Après avoir signé un contrat de production avec Universal Music Africa récemment , Lil Saako est entrain de connaître une montée exponentielle à travers son style imposant qui ne laisse personne indifférente lorsqu’il s’agit de son tube à caractère contagieux “ Zapata”
En tournée européenne depuis le mois dernier , Lil Saako n’a plus le temps. Car , il vient d’annoncer les couleurs de son tout premier album solo intitulé “ Nkonyi Dakhy”. Ce qui signifie en langue soussou “ comme chez moi”.
Dans cet album , l’enfant de coleah a mis en avant les valeurs de la musique guinéenne à travers les pas de danse , la chorégraphie , l’harmonie entre les paroles et les gestes. Plus loin , on peut lire entre les lignes , les 16 morceaux dont l’artiste a décidé d’offrir à ses mélomanes. La sortie de cet album est prévue le 16 juin prochain sur toutes les plateformes de téléchargement légal. Zapata reste le tube qui a vendu l’image de l’homme aux multiples facettes.

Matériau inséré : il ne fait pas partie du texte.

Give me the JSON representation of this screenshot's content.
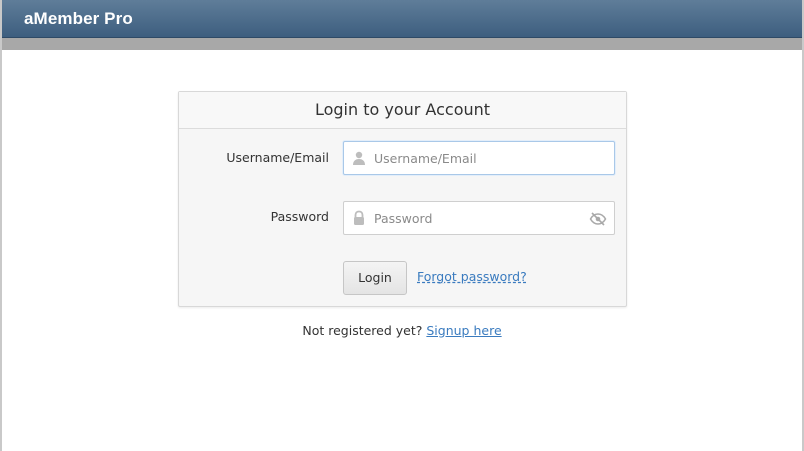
{
  "header": {
    "app_title": "aMember Pro"
  },
  "login": {
    "heading": "Login to your Account",
    "username_label": "Username/Email",
    "username_placeholder": "Username/Email",
    "password_label": "Password",
    "password_placeholder": "Password",
    "login_button": "Login",
    "forgot_link": "Forgot password?"
  },
  "signup": {
    "prompt": "Not registered yet?",
    "link": "Signup here"
  },
  "colors": {
    "header_top": "#5f7d99",
    "header_bottom": "#3d5e7f",
    "link": "#3a7bbf",
    "grey_bar": "#a8a8a8"
  },
  "icons": [
    "user-icon",
    "lock-icon",
    "eye-slash-icon"
  ]
}
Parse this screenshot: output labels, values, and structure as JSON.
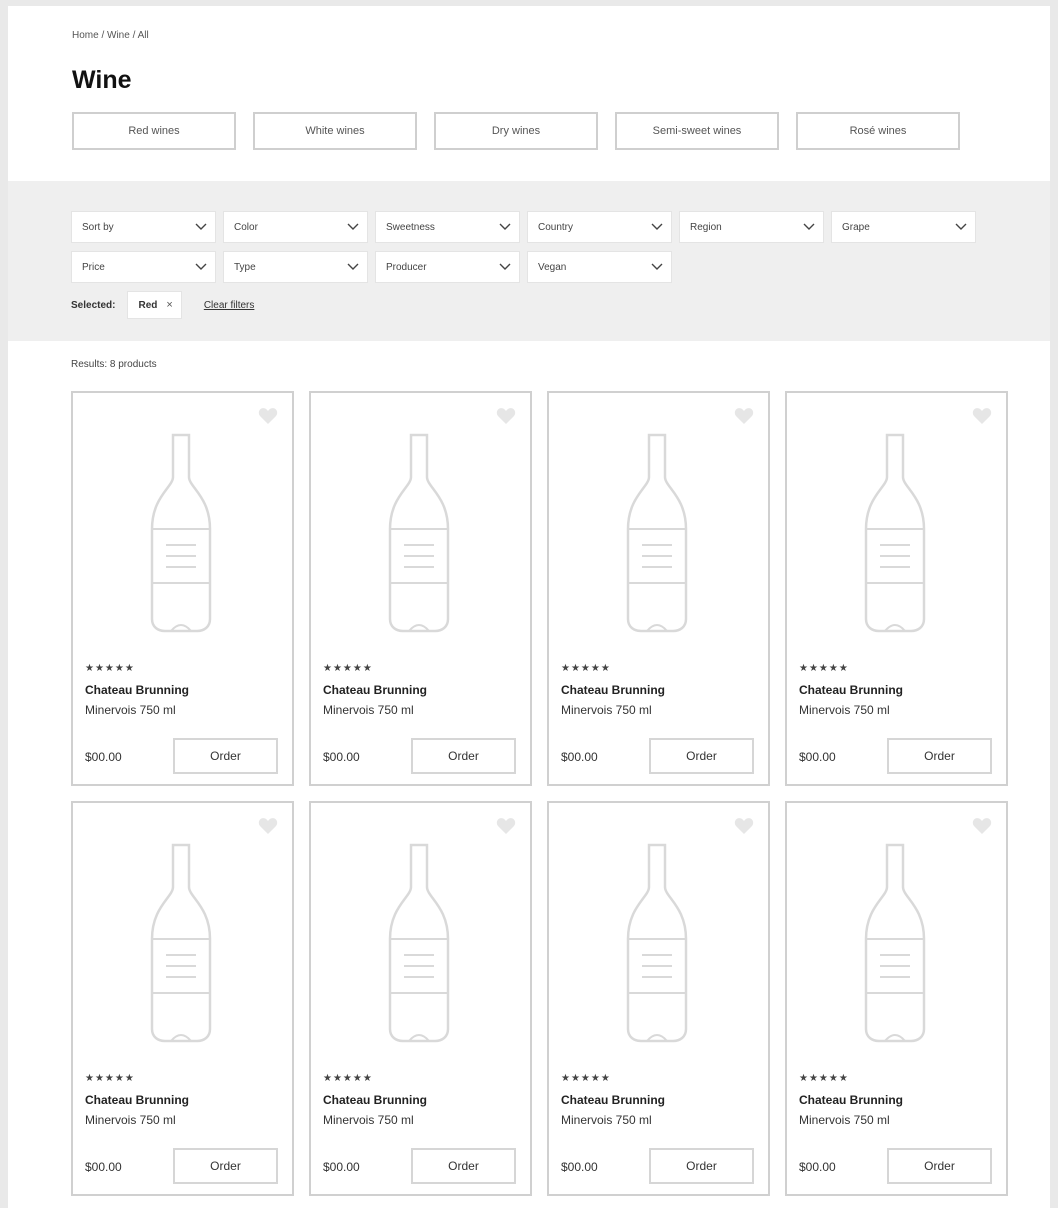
{
  "breadcrumb": "Home / Wine / All",
  "page_title": "Wine",
  "categories": [
    "Red wines",
    "White wines",
    "Dry wines",
    "Semi-sweet wines",
    "Rosé wines"
  ],
  "filters": {
    "row1": [
      "Sort by",
      "Color",
      "Sweetness",
      "Country",
      "Region",
      "Grape"
    ],
    "row2": [
      "Price",
      "Type",
      "Producer",
      "Vegan"
    ]
  },
  "selected": {
    "label": "Selected:",
    "chip": "Red",
    "chip_close": "×",
    "clear_label": "Clear filters"
  },
  "results": {
    "count_label": "Results: 8 products"
  },
  "products": [
    {
      "stars": "★★★★★",
      "name": "Chateau Brunning",
      "desc": "Minervois 750 ml",
      "price": "$00.00",
      "order_label": "Order"
    },
    {
      "stars": "★★★★★",
      "name": "Chateau Brunning",
      "desc": "Minervois 750 ml",
      "price": "$00.00",
      "order_label": "Order"
    },
    {
      "stars": "★★★★★",
      "name": "Chateau Brunning",
      "desc": "Minervois 750 ml",
      "price": "$00.00",
      "order_label": "Order"
    },
    {
      "stars": "★★★★★",
      "name": "Chateau Brunning",
      "desc": "Minervois 750 ml",
      "price": "$00.00",
      "order_label": "Order"
    },
    {
      "stars": "★★★★★",
      "name": "Chateau Brunning",
      "desc": "Minervois 750 ml",
      "price": "$00.00",
      "order_label": "Order"
    },
    {
      "stars": "★★★★★",
      "name": "Chateau Brunning",
      "desc": "Minervois 750 ml",
      "price": "$00.00",
      "order_label": "Order"
    },
    {
      "stars": "★★★★★",
      "name": "Chateau Brunning",
      "desc": "Minervois 750 ml",
      "price": "$00.00",
      "order_label": "Order"
    },
    {
      "stars": "★★★★★",
      "name": "Chateau Brunning",
      "desc": "Minervois 750 ml",
      "price": "$00.00",
      "order_label": "Order"
    }
  ],
  "icons": {
    "favorite": "heart-icon",
    "dropdown": "chevron-down-icon",
    "product_image": "wine-bottle-icon"
  }
}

Cette musique qui plaît à tous vient de la rue. Des rues embouteillées et turbulentes de Conakry, plus précisément. C’est ici qu’est né et a grandi Lil Saako, dans le quartier populaire de Coléah-centre. C’est ici aussi qu’a vu le jour le faré gnakhi, il y a plusieurs décennies. À la fois genre musical et danse particulièrement physique. Dans Zapata, Lil Saako s’inspire de ce patrimoine guinéen et en fait quelque chose de nouveau, mâtiné d’influences européennes, américaines et africaines.
Un style critiqué
“Ma vocation, c’est de promouvoir la culture, la tradition, la danse guinéennes sur le plan international.” Il repense avec regret à cette époque où, selon lui, son pays influençait le continent, avec les Ballets africains notamment. Si la chanson Zapata et sa chorégraphie ont fait le tour des réseaux sociaux sous la forme d’un challenge et ont même été reprises par les influenceurs les plus connus d’Afrique de l’Ouest, l’accueil des Guinéens fut plutôt froid au début.
“J’ai été beaucoup critiqué, par des artistes, par ceux qui sont devenus des fans aujourd’hui. Les gens ont dit ‘mais Saako il ne doit pas faire ça, il est hip hop, il ne doit pas changer, pourquoi il prend une autre direction alors que c’est à lui de booster la musique urbaine’.”
Il faut signaler que les derniers arrangements de cet album “ Nkonyi Dakhy” ont été effectué en France avec la maison de production Universal Music Africa.